Jeff Jarvis has an interesting post about the Jeff Bezos purchase of the Washington Post, and the conflicts he faces since Amazon.com is putting the paper’s local advertisers out of business.
Ultimately, the bigger threat to the paper’s solvency prospects comes from Google’s online advertising monopoly. And if Jeff Bezos ever tires of regularly shelling out tens of millions of dollars to subsidize the company’s losses, that’s where you can expect the fur to fly.
A look at the last 10Q filing for the Post’s parent company does not break out many details of the paper’s financial woes, but it does note that the daily circulation of the dead tree version was down 7.7% year-over-year for the first quarter of this year, and 7.2% for the Sunday edition. Consequently, print advertising revenue was down 8% from $52.7 million to $48.6 million for the same period.
The company’s online revenues, however, increased 8% to $25.8 million for the first quarter of 2013, up from $23.9 million for the first quarter of 2012. Those revenues were primarily generated by both the washingtonpost.com and Slate. Online display advertising revenue increased 16% for the same period, while classified advertising on the washingtonpost.com declined 6%.
While the latest 10Q is only a snapshot of the company at a particular moment in time, it does indicate (unsurprisingly) that the majority of the paper’s revenues come from advertising in the Post’s dead tree edition, where circulation is contracting. The only place that the revenues are increasing are with online display advertising, and that’s an arena dominated by Google, whose monopoly (as discussed previously) seriously depresses display advertising revenues — and any hope of returning the paper to the black in the near future.
Until now, the Washington Post parent company has been subsidizing the paper’s losses with the revenues derived from its Kaplan Company. However, that business is also in decline, and the desire to unload the paper was no doubt motivated by serious concerns that Kaplan could continue to absorb them.
(Interestingly, it appears that the company was trying to make the Post more attractive to investors as of February 2013, when it began offering a Voluntary Retirement Incentive Program funded by the company’s pension plan to the tune of $20.4 million.)
Bottom line: Google’s online advertising monopoly is making it virtually impossible for newspapers to operate profitably, leaving them with little choice but to sell off to oligarchs who can afford to subsidize them.

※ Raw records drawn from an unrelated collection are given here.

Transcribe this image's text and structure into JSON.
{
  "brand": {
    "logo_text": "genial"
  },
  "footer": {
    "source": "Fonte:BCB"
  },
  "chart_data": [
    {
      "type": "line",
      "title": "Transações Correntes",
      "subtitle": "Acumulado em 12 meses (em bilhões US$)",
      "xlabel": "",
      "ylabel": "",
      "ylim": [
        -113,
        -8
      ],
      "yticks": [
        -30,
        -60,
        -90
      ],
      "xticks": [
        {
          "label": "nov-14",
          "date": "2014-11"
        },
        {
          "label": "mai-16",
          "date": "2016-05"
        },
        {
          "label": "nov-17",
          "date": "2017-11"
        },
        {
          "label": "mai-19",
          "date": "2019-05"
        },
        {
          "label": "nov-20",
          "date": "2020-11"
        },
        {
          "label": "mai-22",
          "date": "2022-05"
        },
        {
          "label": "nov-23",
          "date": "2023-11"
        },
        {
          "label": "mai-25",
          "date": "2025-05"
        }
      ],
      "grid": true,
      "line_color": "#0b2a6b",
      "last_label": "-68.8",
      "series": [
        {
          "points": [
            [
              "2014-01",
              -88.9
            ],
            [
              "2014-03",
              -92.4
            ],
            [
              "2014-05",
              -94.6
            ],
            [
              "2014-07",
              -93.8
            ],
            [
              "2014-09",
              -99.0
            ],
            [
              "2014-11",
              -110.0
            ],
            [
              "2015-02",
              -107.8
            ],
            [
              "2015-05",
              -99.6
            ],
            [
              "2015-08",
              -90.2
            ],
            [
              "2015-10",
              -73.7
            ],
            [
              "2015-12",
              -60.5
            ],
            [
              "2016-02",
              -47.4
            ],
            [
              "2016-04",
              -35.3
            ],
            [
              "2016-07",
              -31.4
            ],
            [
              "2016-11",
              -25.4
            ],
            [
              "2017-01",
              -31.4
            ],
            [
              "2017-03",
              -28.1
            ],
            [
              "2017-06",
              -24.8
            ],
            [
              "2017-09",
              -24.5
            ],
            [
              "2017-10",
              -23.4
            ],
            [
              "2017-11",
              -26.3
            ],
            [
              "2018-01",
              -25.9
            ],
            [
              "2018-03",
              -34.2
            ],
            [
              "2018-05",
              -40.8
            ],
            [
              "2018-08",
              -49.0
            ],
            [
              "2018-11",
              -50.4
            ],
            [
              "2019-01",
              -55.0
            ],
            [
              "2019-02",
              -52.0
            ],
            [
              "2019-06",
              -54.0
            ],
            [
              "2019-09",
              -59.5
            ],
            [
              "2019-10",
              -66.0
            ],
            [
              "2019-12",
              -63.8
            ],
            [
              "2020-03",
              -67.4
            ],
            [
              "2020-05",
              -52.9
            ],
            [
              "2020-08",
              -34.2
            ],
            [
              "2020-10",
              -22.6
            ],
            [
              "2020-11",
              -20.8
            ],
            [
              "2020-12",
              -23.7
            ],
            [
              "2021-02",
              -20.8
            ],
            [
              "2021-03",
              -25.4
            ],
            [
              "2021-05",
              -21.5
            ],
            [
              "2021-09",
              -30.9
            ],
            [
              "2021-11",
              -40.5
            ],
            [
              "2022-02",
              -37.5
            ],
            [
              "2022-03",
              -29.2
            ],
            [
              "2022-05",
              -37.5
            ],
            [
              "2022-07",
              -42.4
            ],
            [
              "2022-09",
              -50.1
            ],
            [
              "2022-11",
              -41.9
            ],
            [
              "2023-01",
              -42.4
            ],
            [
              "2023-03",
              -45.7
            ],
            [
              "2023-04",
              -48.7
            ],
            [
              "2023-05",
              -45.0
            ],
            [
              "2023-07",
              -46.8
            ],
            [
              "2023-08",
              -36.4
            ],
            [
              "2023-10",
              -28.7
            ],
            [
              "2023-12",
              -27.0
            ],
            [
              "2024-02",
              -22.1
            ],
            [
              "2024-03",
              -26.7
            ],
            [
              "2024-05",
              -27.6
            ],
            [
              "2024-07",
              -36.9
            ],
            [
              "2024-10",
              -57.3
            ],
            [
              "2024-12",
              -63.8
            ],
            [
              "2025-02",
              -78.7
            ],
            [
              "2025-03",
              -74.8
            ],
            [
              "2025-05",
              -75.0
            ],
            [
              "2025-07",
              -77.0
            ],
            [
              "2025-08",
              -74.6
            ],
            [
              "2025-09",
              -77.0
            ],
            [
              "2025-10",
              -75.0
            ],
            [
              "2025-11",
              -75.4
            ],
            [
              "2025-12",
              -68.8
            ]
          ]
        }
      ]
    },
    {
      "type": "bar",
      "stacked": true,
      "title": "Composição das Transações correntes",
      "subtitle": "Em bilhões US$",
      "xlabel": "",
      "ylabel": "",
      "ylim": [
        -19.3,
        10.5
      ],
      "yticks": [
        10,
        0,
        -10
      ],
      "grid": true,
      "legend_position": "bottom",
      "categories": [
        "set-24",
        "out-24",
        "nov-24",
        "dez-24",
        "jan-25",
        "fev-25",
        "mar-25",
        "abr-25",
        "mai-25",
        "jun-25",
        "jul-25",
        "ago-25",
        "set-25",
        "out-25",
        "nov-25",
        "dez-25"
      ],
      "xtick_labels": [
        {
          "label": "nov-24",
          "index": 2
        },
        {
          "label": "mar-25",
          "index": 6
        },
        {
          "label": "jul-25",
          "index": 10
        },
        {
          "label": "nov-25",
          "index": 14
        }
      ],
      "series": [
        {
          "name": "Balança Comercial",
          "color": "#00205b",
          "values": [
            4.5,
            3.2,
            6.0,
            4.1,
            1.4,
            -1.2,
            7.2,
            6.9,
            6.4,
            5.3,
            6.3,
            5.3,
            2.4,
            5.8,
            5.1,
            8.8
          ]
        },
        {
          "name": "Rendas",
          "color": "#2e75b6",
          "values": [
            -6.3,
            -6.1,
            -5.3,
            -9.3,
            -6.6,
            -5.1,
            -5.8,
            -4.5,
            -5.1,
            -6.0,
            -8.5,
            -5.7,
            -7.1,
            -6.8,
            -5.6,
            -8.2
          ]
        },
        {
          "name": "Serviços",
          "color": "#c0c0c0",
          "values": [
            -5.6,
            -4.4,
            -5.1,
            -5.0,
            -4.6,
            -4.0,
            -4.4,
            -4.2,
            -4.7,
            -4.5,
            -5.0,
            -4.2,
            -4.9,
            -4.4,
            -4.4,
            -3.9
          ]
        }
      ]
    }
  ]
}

And that’s a dangerous trend for an already floundering US media.
While it may be tempting for some to look at Jeff Bezos for possible relief from the Post’s habitual neocon war ambitions, think about the prospect of the Koch brothers buying the Los Angeles Times, the Chicago Tribune and the Baltimore Sun.
It’s a dangerous trend for major media outlets to operate as loss-leaders for the super-rich, incapable of financial autonomy, and functioning as little more than propaganda arms for elite interests. It’s a situation that won’t change until someone decides to take on the Google display advertising monopoly.
On the bright side, Amazon is one of the only behemoths large enough to challenge Google. And with his purchase of the Washington Post, Jeff Bezos may now have a megaphone loud enough to enter the DC political fray and do it.